Early national data suggest that Medicare’s expanded clinical indications for reimbursement were warranted
Preliminary results from the National Oncologic PET Registry indicate that FDG-PET led referring physicians to alter the clinical management for more than one-third of nearly 23,000 cancer patients who underwent the procedures.
The NOPR was devised to confirm that FDG-PET is as efficacious in clinical practice as it appeared to be in clinical trials. Those trials preceded the decision of the Centers for Medicare and Medicaid Services in 2005 to conditionally grant reimbursement for most applications for cancer diagnosis, staging, and treatment monitoring. The requirement for a registry, to be managed by the American College of Radiology Imaging Network, was included in Medicare’s coverage determination in order to measure FDG-PET’s influence on clinical decision making.
The first year of data compiled by the NOPR suggest that using FDG-PET as a cancer imaging tool for all types of malignancies makes sense, said coauthor Dr. Barry A. Siegel, director of nuclear medicine at the Mallinckrodt Institute of Radiology and cochair of the NOPR working group.
“Medicare should, when given the opportunity to look at these data formally, strongly consider opening up the coverage to include either all cancers or most cancers,” he said.
Siegel was part of a team of eight investigators who gathered the data under the lead of Dr.
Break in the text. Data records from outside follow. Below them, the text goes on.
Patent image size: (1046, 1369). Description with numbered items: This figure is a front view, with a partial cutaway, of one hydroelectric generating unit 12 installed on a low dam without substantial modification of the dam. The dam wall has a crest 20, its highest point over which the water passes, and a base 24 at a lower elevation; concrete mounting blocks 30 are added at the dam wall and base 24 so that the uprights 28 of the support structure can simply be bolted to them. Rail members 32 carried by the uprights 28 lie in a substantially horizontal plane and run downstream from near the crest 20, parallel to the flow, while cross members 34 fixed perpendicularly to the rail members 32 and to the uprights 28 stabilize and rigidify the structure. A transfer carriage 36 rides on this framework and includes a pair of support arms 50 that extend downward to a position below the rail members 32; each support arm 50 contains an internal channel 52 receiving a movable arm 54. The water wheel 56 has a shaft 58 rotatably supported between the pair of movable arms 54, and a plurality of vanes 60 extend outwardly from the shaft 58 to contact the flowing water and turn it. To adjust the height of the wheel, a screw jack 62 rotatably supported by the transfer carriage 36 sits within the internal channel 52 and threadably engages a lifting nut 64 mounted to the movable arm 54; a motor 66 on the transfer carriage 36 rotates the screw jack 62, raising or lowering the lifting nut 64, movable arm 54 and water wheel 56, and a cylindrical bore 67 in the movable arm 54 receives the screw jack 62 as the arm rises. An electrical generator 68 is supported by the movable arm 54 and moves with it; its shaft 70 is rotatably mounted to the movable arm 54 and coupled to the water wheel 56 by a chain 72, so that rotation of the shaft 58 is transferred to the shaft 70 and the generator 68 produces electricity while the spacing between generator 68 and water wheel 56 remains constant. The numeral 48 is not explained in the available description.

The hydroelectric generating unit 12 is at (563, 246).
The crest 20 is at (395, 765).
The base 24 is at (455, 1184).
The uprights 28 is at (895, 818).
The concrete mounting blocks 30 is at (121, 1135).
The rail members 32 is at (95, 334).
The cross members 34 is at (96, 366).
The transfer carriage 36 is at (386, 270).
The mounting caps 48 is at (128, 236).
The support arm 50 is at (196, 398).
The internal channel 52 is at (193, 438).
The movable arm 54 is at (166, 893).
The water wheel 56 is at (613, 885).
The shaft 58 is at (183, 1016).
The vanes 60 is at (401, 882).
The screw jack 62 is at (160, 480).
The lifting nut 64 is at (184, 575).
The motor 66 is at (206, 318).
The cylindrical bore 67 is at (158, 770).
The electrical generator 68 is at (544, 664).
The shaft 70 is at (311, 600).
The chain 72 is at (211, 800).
Bruce E. Hillner, associate chair of internal medicine at Virginia Commonwealth University. They reviewed 22,975 cases entered in the registry from May 8, 2006, to May 7, 2007. The most common cancer types in the registry affected the prostate, ovary and uterine adnexa, pancreas, and bladder.
On average, physicians changed their management in 36% of cases based on PET results. For 28% of the cases, FDG-PET led the referring physician to shift from nontreatment to treatment. For 8%, the imaging results led the physician to decide against treatment.
Researchers expressed satisfaction that NOPR results are consistent with prior published literature for covered cancers and expect that CMS will consider them in a positive way, Siegel said.
“We hope CMS shares our belief that these data go a long way toward demonstrating that it would be appropriate to cover additional cancers,” he said.